Effect of a Normal-State Pseudogap on Optical Conductivity in Underdoped Cuprate Superconductors

TL;DR

This paper models the impact of a pseudogap on the optical conductivity in underdoped cuprate superconductors, revealing a gap formation below a characteristic temperature and differing behaviors between underdoped and overdoped regimes.

Contribution

It introduces a phenomenological d-wave pseudogap into the calculation of c-axis optical conductivity, explaining experimental observations in underdoped cuprates.

Findings

A pseudogap causes a gap in optical conductivity below T*

The pseudogap effect is more pronounced in in-plane than interplane conductivity

Incoherent transmission best describes underdoped c-axis conductivity

Abstract

We calculate the c-axis infrared conductivity $\sigma_c(\omega)$ in underdoped cuprate superconductors for spinfluctuation exchange scattering within the CuO$_2$-planes including a phenomenological d-wave pseudogap of amplitude $E_g$. For temperatures decreasing below a temperature $T^* \sim E_g/2$, a gap for $\omega < 2E_g$ develops in $\sigma_c(\omega)$ in the incoherent (diffuse) transmission limit.
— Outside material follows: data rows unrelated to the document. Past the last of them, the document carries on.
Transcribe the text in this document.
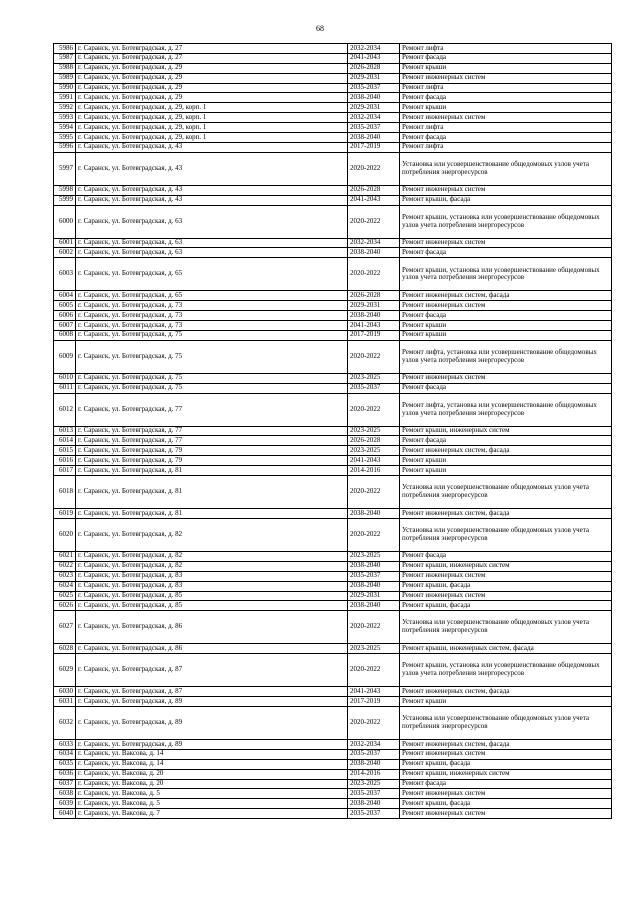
68
5986	г. Саранск, ул. Ботевградская, д. 27	2032-2034	Ремонт лифта
5987	г. Саранск, ул. Ботевградская, д. 27	2041-2043	Ремонт фасада
5988	г. Саранск, ул. Ботевградская, д. 29	2026-2028	Ремонт крыши
5989	г. Саранск, ул. Ботевградская, д. 29	2029-2031	Ремонт инженерных систем
5990	г. Саранск, ул. Ботевградская, д. 29	2035-2037	Ремонт лифта
5991	г. Саранск, ул. Ботевградская, д. 29	2038-2040	Ремонт фасада
5992	г. Саранск, ул. Ботевградская, д. 29, корп. 1	2029-2031	Ремонт крыши
5993	г. Саранск, ул. Ботевградская, д. 29, корп. 1	2032-2034	Ремонт инженерных систем
5994	г. Саранск, ул. Ботевградская, д. 29, корп. 1	2035-2037	Ремонт лифта
5995	г. Саранск, ул. Ботевградская, д. 29, корп. 1	2038-2040	Ремонт фасада
5996	г. Саранск, ул. Ботевградская, д. 43	2017-2019	Ремонт лифта
5997	г. Саранск, ул. Ботевградская, д. 43	2020-2022	Установка или усовершенствование общедомовых узлов учета потребления энергоресурсов
5998	г. Саранск, ул. Ботевградская, д. 43	2026-2028	Ремонт инженерных систем
5999	г. Саранск, ул. Ботевградская, д. 43	2041-2043	Ремонт крыши, фасада
6000	г. Саранск, ул. Ботевградская, д. 63	2020-2022	Ремонт крыши, установка или усовершенствование общедомовых узлов учета потребления энергоресурсов
6001	г. Саранск, ул. Ботевградская, д. 63	2032-2034	Ремонт инженерных систем
6002	г. Саранск, ул. Ботевградская, д. 63	2038-2040	Ремонт фасада
6003	г. Саранск, ул. Ботевградская, д. 65	2020-2022	Ремонт крыши, установка или усовершенствование общедомовых узлов учета потребления энергоресурсов
6004	г. Саранск, ул. Ботевградская, д. 65	2026-2028	Ремонт инженерных систем, фасада
6005	г. Саранск, ул. Ботевградская, д. 73	2029-2031	Ремонт инженерных систем
6006	г. Саранск, ул. Ботевградская, д. 73	2038-2040	Ремонт фасада
6007	г. Саранск, ул. Ботевградская, д. 73	2041-2043	Ремонт крыши
6008	г. Саранск, ул. Ботевградская, д. 75	2017-2019	Ремонт крыши
6009	г. Саранск, ул. Ботевградская, д. 75	2020-2022	Ремонт лифта, установка или усовершенствование общедомовых узлов учета потребления энергоресурсов
6010	г. Саранск, ул. Ботевградская, д. 75	2023-2025	Ремонт инженерных систем
6011	г. Саранск, ул. Ботевградская, д. 75	2035-2037	Ремонт фасада
6012	г. Саранск, ул. Ботевградская, д. 77	2020-2022	Ремонт лифта, установка или усовершенствование общедомовых узлов учета потребления энергоресурсов
6013	г. Саранск, ул. Ботевградская, д. 77	2023-2025	Ремонт крыши, инженерных систем
6014	г. Саранск, ул. Ботевградская, д. 77	2026-2028	Ремонт фасада
6015	г. Саранск, ул. Ботевградская, д. 79	2023-2025	Ремонт инженерных систем, фасада
6016	г. Саранск, ул. Ботевградская, д. 79	2041-2043	Ремонт крыши
6017	г. Саранск, ул. Ботевградская, д. 81	2014-2016	Ремонт крыши
6018	г. Саранск, ул. Ботевградская, д. 81	2020-2022	Установка или усовершенствование общедомовых узлов учета потребления энергоресурсов
6019	г. Саранск, ул. Ботевградская, д. 81	2038-2040	Ремонт инженерных систем, фасада
6020	г. Саранск, ул. Ботевградская, д. 82	2020-2022	Установка или усовершенствование общедомовых узлов учета потребления энергоресурсов
6021	г. Саранск, ул. Ботевградская, д. 82	2023-2025	Ремонт фасада
6022	г. Саранск, ул. Ботевградская, д. 82	2038-2040	Ремонт крыши, инженерных систем
6023	г. Саранск, ул. Ботевградская, д. 83	2035-2037	Ремонт инженерных систем
6024	г. Саранск, ул. Ботевградская, д. 83	2038-2040	Ремонт крыши, фасада
6025	г. Саранск, ул. Ботевградская, д. 85	2029-2031	Ремонт инженерных систем
6026	г. Саранск, ул. Ботевградская, д. 85	2038-2040	Ремонт крыши, фасада
6027	г. Саранск, ул. Ботевградская, д. 86	2020-2022	Установка или усовершенствование общедомовых узлов учета потребления энергоресурсов
6028	г. Саранск, ул. Ботевградская, д. 86	2023-2025	Ремонт крыши, инженерных систем, фасада
6029	г. Саранск, ул. Ботевградская, д. 87	2020-2022	Ремонт крыши, установка или усовершенствование общедомовых узлов учета потребления энергоресурсов
6030	г. Саранск, ул. Ботевградская, д. 87	2041-2043	Ремонт инженерных систем, фасада
6031	г. Саранск, ул. Ботевградская, д. 89	2017-2019	Ремонт крыши
6032	г. Саранск, ул. Ботевградская, д. 89	2020-2022	Установка или усовершенствование общедомовых узлов учета потребления энергоресурсов
6033	г. Саранск, ул. Ботевградская, д. 89	2032-2034	Ремонт инженерных систем, фасада
6034	г. Саранск, ул. Ваксова, д. 14	2035-2037	Ремонт инженерных систем
6035	г. Саранск, ул. Ваксова, д. 14	2038-2040	Ремонт крыши, фасада
6036	г. Саранск, ул. Ваксова, д. 20	2014-2016	Ремонт крыши, инженерных систем
6037	г. Саранск, ул. Ваксова, д. 20	2023-2025	Ремонт фасада
6038	г. Саранск, ул. Ваксова, д. 5	2035-2037	Ремонт инженерных систем
6039	г. Саранск, ул. Ваксова, д. 5	2038-2040	Ремонт крыши, фасада
6040	г. Саранск, ул. Ваксова, д. 7	2035-2037	Ремонт инженерных систем
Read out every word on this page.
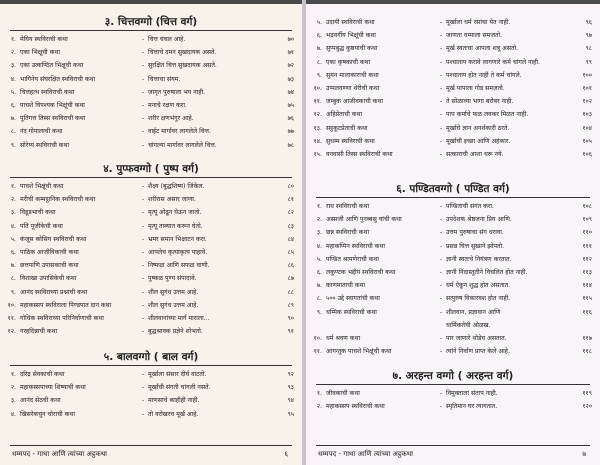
३. चित्तवग्गो (चित्त वर्ग)
१. मेघिय स्थविराची कथा	चित्त चंचल आहे.	७०
-
२. एका भिक्षूची कथा	चित्ताचे दमन सुखदायक असते.	७१
-
३. एका उत्कण्ठित भिक्षूची कथा	सुरक्षित चित्त सुखदायक असते.	७२
-
४. भागिनेय संघरक्षित स्थविराची कथा	चित्ताचा संयम.	७३
-
५. चित्तहत्थ स्थविराची कथा	जागृत पुरुषाला भय नाही.	७४
-
६. पाचशे विपश्यक भिक्षूंची कथा	मनाचे रक्षण करा.	७५
-
७. पूतिगत्त तिस्स स्थविराची कथा	शरीर क्षणभंगुर आहे.	७६
-
८. नंद गोपालाची कथा	वाईट मार्गावर लागलेले चित्त.	७७
-
९. सोरेय्य स्थविराची कथा	चांगल्या मार्गावर लागलेले चित्त.	७८
-
४. पुप्फवग्गो ( पुष्प वर्ग)
१. पाचशे भिक्षूंची कथा	शैक्ष्य (बुद्धशिष्य) जिंकेल.	८०
-
२. मरीची कम्मट्ठानिक स्थविराची कथा	शरीरास असार जाणा.	८१
-
३. विडूडभाची कथा	मृत्यू ओढून घेऊन जातो.	८२
-
४. पति पूजीकेची कथा	मृत्यू ताब्यात करून घेतो.	८३
-
५. कंजूस कोसिय स्थविराची कथा	भ्रमर समान भिक्षाटन करा.	८४
-
६. पाठिक आजीविकाची कथा	आपलेच कृत्याकृत्य पाहावे.	८५
-
७. छत्तपाणि उपासकाची कथा	निष्फळ आणि सफळ वाणी.	८६
-
८. विशाखा उपासिकेची कथा	पुष्कळ पुण्य संपादावे.	८७
-
९. आनंद स्थविराच्या प्रश्नाची कथा	शील सुगंध उत्तम आहे.	८८
-
१०. महाकस्सप स्थविराला पिण्डपात दान कथा	शील सुगंध उत्तम आहे.	८९
-
११. गोधिक स्थविराच्या परिनिर्वाणाची कथा	शीलवानांच्या मार्ग माराला...	९०
-
१२. गरहदिन्नाची कथा	बुद्धश्रावक प्रज्ञेने शोभतो.	९१
-
५. बालवग्गो ( बाल वर्ग)
१. दरिद्र सेवकाची कथा	मूर्खाला संसार दीर्घ वाटतो.	९२
-
२. महाकस्सपाच्या शिष्याची कथा	मूर्खांची संगती चांगली नसते.	९३
-
३. आनंद सेठची कथा	माणसाचे काहीही नाही.	९४
-
४. खिसरेकचुन चोराची कथा	तो वरोखरच मूर्ख आहे.	९५
-
धम्मपद - गाथा आणि त्यांच्या अट्ठकथा	६
५. उदायी स्थविराची कथा	मूर्खाला धर्म रसांचा येत नाही.	९६
-
६. भद्रवर्गीय भिक्षूंची कथा	जाणता धम्माला समजतो.	९७
-
७. सुप्पबुद्ध कुष्ठयाची कथा	मूर्ख स्वतःचा आपला शत्रू असतो.	९८
-
८. एका कृषकाची कथा	पश्चाताप करावे लागणारे कर्म चांगले नाही.	९९
-
९. सुमन मालाकाराची कथा	पश्चाताप होत नाही ते कर्म चांगले.	१००
-
१०. उप्पलवण्णा थेरीची कथा	मूर्ख पापाला गोड समजतो.	१०१
-
११. जम्बुक आजीवकाची कथा	ते सोळाव्या भागा बरोबर नाही.	१०२
-
१२. अहिप्रेताची कथा	पाप कर्माचे फळ लवकर मिळत नाही.	१०३
-
१३. सट्ठकूटप्रेताची कथा	मूर्खाचे ज्ञान अनर्थकारी ठरते.	१०४
-
१४. सुधम्म स्थविराची कथा	मूर्खाची इच्छा आणि अहंकार.	१०५
-
१५. वनवासी तिस्स स्थविराची कथा	सत्काराची आशा धरू नये.	१०६
-
६. पण्डितवग्गो ( पण्डित वर्ग)
१. राध स्थविराची कथा	पण्डिताची संगत करा.	१०८
-
२. अस्सजी आणि पुनब्बसु यांची कथा	उपदेशक श्रेष्ठजना प्रिय आणि.	१०९
-
३. छन्न स्थविराची कथा	उत्तम पुरुषाचा संग धरावा.	११०
-
४. महाकप्पिन स्थविराची कथा	प्रसन्न चित्त सुखाने झोपतो.	१११
-
५. पण्डित श्रामणेराची कथा	ज्ञानी स्वतःचे नियंत्रण करतात.	११२
-
६. लकुण्टक भद्दीय स्थविराची कथा	ज्ञानी निंदास्तुतीने विचलित होत नाही.	११३
-
७. काणमाताची कथा	धर्म ऐकून शुद्ध होत असतात.	११४
-
८. ५०० उद्दे स्वागतांची कथा	सत्पुरुष विकारवश होत नाही.	११५
-
९. धम्मिक स्थविराची कथा	शीलवान, प्रज्ञावान आणि	११६
-
धार्मिकतेची ओळख.
१०. धर्म श्रवण कथा	पार जाणारे थोडेच असतात.	११७
-
११. आगन्तुक पाचशे भिक्षूंची कथा	त्यांने निर्वाण प्राप्त केले आहे.	११८
-
७. अरहन्त वग्गो ( अरहन्त वर्ग)
१. जीवकाची कथा	विमुक्ताला संताप नाही.	११९
-
२. महाकस्सप स्थविराची कथा	स्मृतिमान घर त्यागतात.	१२०
-
धम्मपद - गाथा आणि त्यांच्या अट्ठकथा	७
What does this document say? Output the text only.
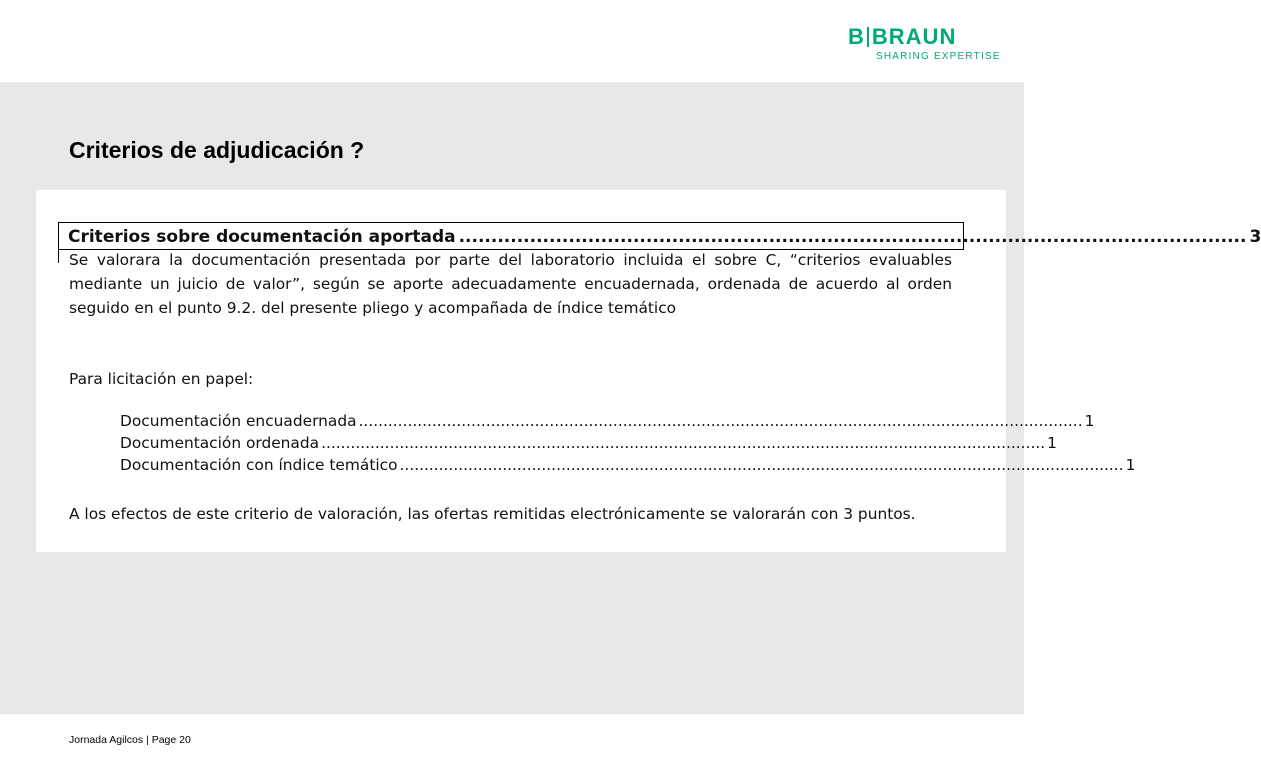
B BRAUN
SHARING EXPERTISE
Criterios de adjudicación ?
Criterios sobre documentación aportada .......................................................................................................................... 3

Se valorara la documentación presentada por parte del laboratorio incluida el sobre C, “criterios evaluables mediante un juicio de valor”, según se aporte adecuadamente encuadernada, ordenada de acuerdo al orden seguido en el punto 9.2. del presente pliego y acompañada de índice temático

Para licitación en papel:

Documentación encuadernada .................................................................................................................................................... 1
Documentación ordenada .................................................................................................................................................... 1
Documentación con índice temático .................................................................................................................................................... 1

A los efectos de este criterio de valoración, las ofertas remitidas electrónicamente se valorarán con 3 puntos.

Jornada Agilcos | Page 20
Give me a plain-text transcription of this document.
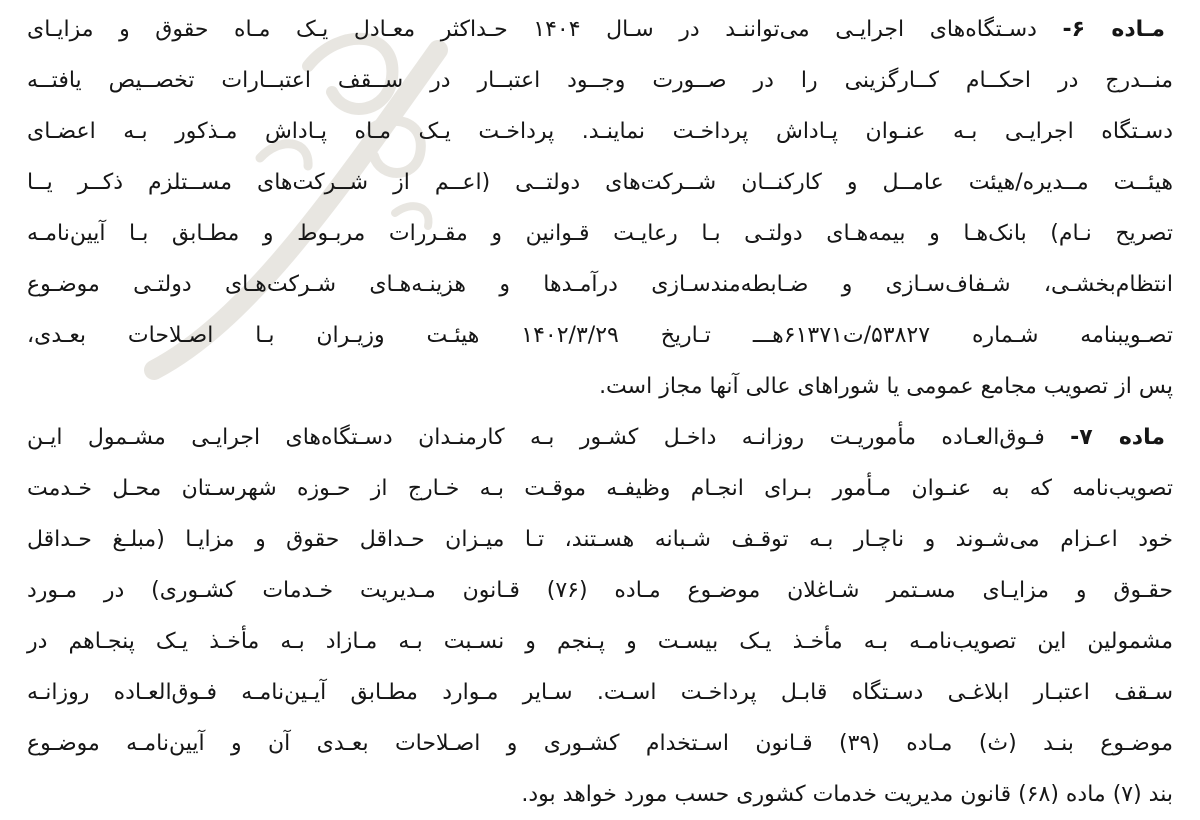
مـاده ۶- دسـتگاه‌های اجرایـی می‌تواننـد در سـال ۱۴۰۴ حـداکثر معـادل یـک مـاه حقوق و مزایـای
منــدرج در احکــام کــارگزینی را در صــورت وجــود اعتبــار در ســقف اعتبــارات تخصــیص یافتــه
دسـتگاه اجرایـی بـه عنـوان پـاداش پرداخـت نماینـد. پرداخـت یـک مـاه پـاداش مـذکور بـه اعضـای
هیئــت مــدیره/هیئت عامــل و کارکنــان شــرکت‌های دولتــی (اعــم از شــرکت‌های مســتلزم ذکــر یــا
تصریح نـام) بانک‌هـا و بیمه‌هـای دولتـی بـا رعایـت قـوانین و مقـررات مربـوط و مطـابق بـا آیین‌نامـه
انتظام‌بخشـی، شـفاف‌سـازی و ضـابطه‌مندسـازی درآمـدها و هزینـه‌هـای شـرکت‌هـای دولتـی موضـوع
تصـویبنامه شـماره ۵۳۸۲۷/ت۶۱۳۷۱هـــ تـاریخ ۱۴۰۲/۳/۲۹ هیئـت وزیـران بـا اصـلاحات بعـدی،
پس از تصویب مجامع عمومی یا شوراهای عالی آنها مجاز است.
ماده ۷- فـوق‌العـاده مأموریـت روزانـه داخـل کشـور بـه کارمنـدان دسـتگاه‌های اجرایـی مشـمول ایـن
تصویب‌نامه که به عنـوان مـأمور بـرای انجـام وظیفـه موقـت بـه خـارج از حـوزه شهرسـتان محـل خـدمت
خود اعـزام می‌شـوند و ناچـار بـه توقـف شـبانه هسـتند، تـا میـزان حـداقل حقوق و مزایـا (مبلـغ حـداقل
حقـوق و مزایـای مسـتمر شـاغلان موضـوع مـاده (۷۶) قـانون مـدیریت خـدمات کشـوری) در مـورد
مشمولین این تصویب‌نامـه بـه مأخـذ یـک بیسـت و پـنجم و نسـبت بـه مـازاد بـه مأخـذ یـک پنجـاهم در
سـقف اعتبـار ابلاغـی دسـتگاه قابـل پرداخـت اسـت. سـایر مـوارد مطـابق آیـین‌نامـه فـوق‌العـاده روزانـه
موضـوع بنـد (ث) مـاده (۳۹) قـانون اسـتخدام کشـوری و اصـلاحات بعـدی آن و آیین‌نامـه موضـوع
بند (۷) ماده (۶۸) قانون مدیریت خدمات کشوری حسب مورد خواهد بود.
The resistivity shows 'semiconducting' behavior, i.e. it increases for low temperatures above the constant behavior for $E_g=0$. We find that the pseudogap structure in the in-plane optical conductivity is about twice as big as in the interplane conductivity $\sigma_c(\omega)$, in qualitative agreement with experiment. This is a consequence of the fact that the spinfluctuation exchange interaction is suppressed at low frequencies as a result of the opening of the pseudogap. While the c-axis conductivity in the underdoped regime is described best by incoherent transmission, in the overdoped regime coherent conductance gives a better description.